The Federal Reserve Chairman has consistently stated that the cost of the quantitative easing program is unknown. Essentially, he's saying that excessive money printing can create a high inflation environment, but he doesn't want to admit it. The threat that inflation could run hotter than desired is a primary concern for equity investors. Contrary to popular belief, stocks do not outperform during periods of high inflation. Multiple expansion only occurs during periods of stable prices. The following chart depicts the S&P 500 P/E ratio and the year-over-year percentage change in CPI.
Source: BLS and Bloomberg
It is clear to see that as inflation rises, the P/E ratio actually falls - or in decorative language - multiple compression. The key level to watch is roughly a 4% year-over-year change on CPI. It is at these levels that investors are no longer willing to pay more for a dollar of earnings. There are two possible explanations for this behavior: 1) investors begin to anticipate central bank tightening and/or 2) investors use the higher expected rate of inflation to discount future earnings, thus reducing the present value of those earnings. Regardless of the explanation, the fact remains that rates of inflation above 4% tend to lead to a lower P/E ratio, and this is where Chairman Bernanke comes in.

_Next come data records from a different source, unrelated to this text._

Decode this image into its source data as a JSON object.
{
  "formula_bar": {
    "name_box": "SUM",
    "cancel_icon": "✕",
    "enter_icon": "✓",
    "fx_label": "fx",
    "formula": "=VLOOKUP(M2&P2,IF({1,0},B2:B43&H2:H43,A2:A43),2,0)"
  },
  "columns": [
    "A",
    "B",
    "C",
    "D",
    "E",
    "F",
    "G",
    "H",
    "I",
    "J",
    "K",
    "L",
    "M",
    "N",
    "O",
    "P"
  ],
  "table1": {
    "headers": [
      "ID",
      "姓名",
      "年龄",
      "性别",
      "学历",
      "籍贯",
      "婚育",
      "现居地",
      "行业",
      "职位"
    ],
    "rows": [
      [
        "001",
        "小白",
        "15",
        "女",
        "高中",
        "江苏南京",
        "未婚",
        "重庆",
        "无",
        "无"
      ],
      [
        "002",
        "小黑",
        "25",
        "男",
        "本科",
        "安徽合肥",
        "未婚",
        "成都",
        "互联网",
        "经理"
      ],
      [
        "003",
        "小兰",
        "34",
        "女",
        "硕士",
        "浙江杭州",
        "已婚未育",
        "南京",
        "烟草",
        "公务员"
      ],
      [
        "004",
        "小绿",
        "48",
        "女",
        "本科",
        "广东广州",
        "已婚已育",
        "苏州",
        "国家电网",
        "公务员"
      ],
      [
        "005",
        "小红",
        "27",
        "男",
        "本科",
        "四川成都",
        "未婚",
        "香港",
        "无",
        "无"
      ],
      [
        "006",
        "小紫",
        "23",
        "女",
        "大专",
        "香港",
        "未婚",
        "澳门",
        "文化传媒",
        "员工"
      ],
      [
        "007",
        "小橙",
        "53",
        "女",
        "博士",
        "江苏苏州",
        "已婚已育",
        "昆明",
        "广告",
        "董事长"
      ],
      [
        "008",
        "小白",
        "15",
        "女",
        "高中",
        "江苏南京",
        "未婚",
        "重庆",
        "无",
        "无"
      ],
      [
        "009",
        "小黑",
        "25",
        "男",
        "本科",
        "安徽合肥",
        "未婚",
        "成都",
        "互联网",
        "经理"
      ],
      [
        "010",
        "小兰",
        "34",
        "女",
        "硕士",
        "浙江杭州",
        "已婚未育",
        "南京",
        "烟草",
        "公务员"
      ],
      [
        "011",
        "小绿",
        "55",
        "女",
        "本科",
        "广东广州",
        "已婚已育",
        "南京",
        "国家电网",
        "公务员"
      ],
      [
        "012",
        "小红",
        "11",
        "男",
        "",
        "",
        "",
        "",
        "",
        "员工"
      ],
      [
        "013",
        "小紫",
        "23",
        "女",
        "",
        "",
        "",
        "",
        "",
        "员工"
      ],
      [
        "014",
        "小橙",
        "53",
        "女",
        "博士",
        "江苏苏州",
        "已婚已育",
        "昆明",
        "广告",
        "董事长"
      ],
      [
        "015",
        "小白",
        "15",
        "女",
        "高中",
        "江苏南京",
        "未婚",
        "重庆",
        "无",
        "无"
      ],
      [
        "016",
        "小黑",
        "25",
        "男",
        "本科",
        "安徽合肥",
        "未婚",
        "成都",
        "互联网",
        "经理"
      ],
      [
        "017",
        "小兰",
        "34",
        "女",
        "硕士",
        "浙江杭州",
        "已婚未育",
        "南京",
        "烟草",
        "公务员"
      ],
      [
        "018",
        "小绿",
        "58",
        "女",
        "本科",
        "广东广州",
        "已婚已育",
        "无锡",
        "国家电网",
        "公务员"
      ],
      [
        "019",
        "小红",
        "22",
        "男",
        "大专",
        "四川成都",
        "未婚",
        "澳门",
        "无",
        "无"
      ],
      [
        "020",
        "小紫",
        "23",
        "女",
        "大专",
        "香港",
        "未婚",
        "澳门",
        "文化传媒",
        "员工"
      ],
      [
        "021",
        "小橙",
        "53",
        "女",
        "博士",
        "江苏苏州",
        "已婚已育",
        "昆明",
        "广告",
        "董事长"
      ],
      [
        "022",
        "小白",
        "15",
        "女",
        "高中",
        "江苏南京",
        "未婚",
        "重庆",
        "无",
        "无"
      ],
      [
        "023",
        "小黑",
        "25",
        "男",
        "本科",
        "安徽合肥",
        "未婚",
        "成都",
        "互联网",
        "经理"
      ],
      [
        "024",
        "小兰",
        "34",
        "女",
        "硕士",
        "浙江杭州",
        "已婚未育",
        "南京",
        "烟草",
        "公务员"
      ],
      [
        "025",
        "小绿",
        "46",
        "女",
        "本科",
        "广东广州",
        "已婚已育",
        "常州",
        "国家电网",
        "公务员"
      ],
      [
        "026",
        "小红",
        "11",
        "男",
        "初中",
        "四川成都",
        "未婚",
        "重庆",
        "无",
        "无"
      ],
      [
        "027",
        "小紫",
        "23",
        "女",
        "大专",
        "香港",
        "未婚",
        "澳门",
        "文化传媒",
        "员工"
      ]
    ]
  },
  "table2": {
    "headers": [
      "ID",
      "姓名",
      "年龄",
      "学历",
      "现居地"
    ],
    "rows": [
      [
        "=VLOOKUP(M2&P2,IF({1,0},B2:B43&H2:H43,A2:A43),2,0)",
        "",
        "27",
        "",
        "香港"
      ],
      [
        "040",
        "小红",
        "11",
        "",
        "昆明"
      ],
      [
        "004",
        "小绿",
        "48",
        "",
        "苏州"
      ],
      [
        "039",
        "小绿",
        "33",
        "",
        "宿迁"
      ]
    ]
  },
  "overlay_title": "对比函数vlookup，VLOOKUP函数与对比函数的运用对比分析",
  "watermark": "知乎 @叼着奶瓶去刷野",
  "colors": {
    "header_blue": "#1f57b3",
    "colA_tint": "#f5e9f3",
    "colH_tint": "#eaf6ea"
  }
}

With the most recent Fed minutes making investors think twice about the duration of quantitative easing, Bernanke is the single biggest threat to the stock market rally. Chairman Bernanke has a tiny needle to thread - he must convince investors that quantitative easing will create just enough inflation to make multiples expand while also guarding against the inflationary consequences of hyper-expansionary monetary policy. The margin for error is slim. As investors, we must constantly be attentive for the catalysts that could reverse the current paradigm. Luckily, the actions of the Federal Reserve have suppressed volatility, providing investors an opportunity to buy low cost insurance. The CBOE Volatility Index (VIX) is approaching historic lows which means put options are cheap. While Bernanke poses the biggest threat to the stock market, it is critical for investors to pay attention to these fundamental indicators.